Réhabiliter la perfection

Que la perfection soit devenue un gros mot relève quand-même du paradoxe. Ne l'abandonnez pas, mais tendez vers elle grâce à l'amélioration continue.
Publié le 24 mai 2023Dernière mise à jour le 4 juin 2026

La perfection, un gros mot ?

De nos jours, la perfection n'a plus la cote : vous êtes à court d'arguments pour refuser ce job qu'on vous propose ? Dites simplement que vous êtes perfectionniste !
Blague à part, on a tous l'image de la personne qui se perd en détails inutiles et passe à côté de l'essentiel. Le souci extrême du travail bien fait peut, à l'évidence, aller à l'encontre des priorités dictées par la concurrence et le besoin impérieux pour une entreprise de dégager des bénéfices. L'efficacité, l'efficience et le pragmatisme sont à juste titre des valeurs cardinales en entreprise.
Mais avouez : que la perfection soit devenue un gros mot relève quand-même du paradoxe.
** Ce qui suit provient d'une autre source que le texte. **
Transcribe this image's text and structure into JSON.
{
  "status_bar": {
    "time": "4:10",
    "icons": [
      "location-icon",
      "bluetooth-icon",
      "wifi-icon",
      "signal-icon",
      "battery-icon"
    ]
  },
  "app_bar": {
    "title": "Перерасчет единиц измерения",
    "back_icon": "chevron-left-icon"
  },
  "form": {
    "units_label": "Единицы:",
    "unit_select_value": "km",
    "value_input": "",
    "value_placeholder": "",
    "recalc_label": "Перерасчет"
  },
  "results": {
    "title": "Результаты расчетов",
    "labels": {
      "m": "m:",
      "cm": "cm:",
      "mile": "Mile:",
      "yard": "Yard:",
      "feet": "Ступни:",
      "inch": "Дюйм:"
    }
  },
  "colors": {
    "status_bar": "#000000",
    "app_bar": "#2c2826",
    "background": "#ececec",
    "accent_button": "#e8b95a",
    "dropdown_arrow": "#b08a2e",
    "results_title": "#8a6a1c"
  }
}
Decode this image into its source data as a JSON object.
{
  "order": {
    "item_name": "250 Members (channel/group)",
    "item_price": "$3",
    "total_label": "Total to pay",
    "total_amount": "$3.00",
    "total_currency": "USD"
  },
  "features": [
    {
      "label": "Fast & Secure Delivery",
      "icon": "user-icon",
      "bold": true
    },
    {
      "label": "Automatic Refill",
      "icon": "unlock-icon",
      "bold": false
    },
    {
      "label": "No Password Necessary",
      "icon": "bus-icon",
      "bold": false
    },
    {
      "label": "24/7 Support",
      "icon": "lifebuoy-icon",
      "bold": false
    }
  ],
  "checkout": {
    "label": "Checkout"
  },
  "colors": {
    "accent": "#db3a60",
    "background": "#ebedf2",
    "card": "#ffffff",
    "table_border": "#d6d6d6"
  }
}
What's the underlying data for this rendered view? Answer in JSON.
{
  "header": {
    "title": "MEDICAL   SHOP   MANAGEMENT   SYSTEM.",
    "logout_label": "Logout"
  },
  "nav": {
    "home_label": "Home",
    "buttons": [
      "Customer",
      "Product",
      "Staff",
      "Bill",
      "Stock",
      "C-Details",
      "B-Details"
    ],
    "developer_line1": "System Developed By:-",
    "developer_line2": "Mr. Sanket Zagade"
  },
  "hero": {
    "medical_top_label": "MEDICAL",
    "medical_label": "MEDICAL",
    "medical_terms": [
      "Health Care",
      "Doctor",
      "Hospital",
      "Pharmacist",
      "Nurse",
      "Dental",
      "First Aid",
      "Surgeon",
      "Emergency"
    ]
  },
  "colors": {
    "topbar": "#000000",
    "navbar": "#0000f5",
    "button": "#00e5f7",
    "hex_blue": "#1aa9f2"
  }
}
Avant d'être un excès, la perfection était bien une qualité. Comment lever ce paradoxe ?

Un idéal vers lequel tendre

Peut-être faut-il voir la perfection comme une asymptote :
1-1/x
. Quand
x
tend vers l'infini, on se rapproche toujours plus de 
1
sans pourtant jamais atteindre cette valeur. Autrement dit, la perfection n'est pas de ce monde, la perfection n'a peut-être pas besoin d'être atteinte, mais cela n'empêche pas de tendre vers elle.
La perfection serait donc un idéal, une ambition qui nous guide, une valeur qui nous aiguillonne et nous rend meilleurs. On peut, on doit chercher à s'en rapprocher, parce que si l'on abandonne l’idée de perfection, on abandonne l’idée même d’amélioration. Si on ne cherche pas à faire très bien, on ne cherche pas à faire mieux et on ne cherche plus à faire bien.

L'amélioration continue comme levier d'action

L'amélioration continue est bien sûr ce qui nous aide le plus : je ne vous refais pas le topo des intérêts composés. Elle est un aiguillon, une recherche permanente, presque un jeu : comment puis-je encore améliorer les choses ? Chaque amélioration ouvre la porte à de nouvelles améliorations, souvent insoupçonnées.
Mais l'amélioration continue, c'est aussi le fait de célébrer les succès lorsqu'ils adviennent, jour après jour. Ne voir que l'objectif, la perfection, c'est l'assurance de n'être jamais satisfait. Voir les progrès, c'est l'assurance d'une joie simple souvent renouvelée.
Autrement dit, si la perfection est un fantasme, l'amélioration continue, elle, est la chose la plus concrète qui soit. Elle tient à juste titre une place prépondérante dans l'Agilité, au travers de la rétrospective .

Réhabilitons… l'ambition ?

Contrairement à ce que le titre de cet article suggère, ce n'est peut-être pas la perfection qu'il faut réhabiliter (cela ne mènerait qu'au malheur et à la tyrannie), mais l'ambition. Ensemble, réhabilitons l'ambition. Visons plus haut, osons relever le niveau d'exigence. Le manifeste de l'Artisanat logiciel  ouvre d'ailleurs avec ces mots : "As aspiring Software Craftsmen, we are raising the bar of professional software development…"
Cette ambition est une valeur, très clivante de surcroît. Si vous ne la partagez pas avec la personne que vous recrutez, vous avez peu de chances de vous entendre.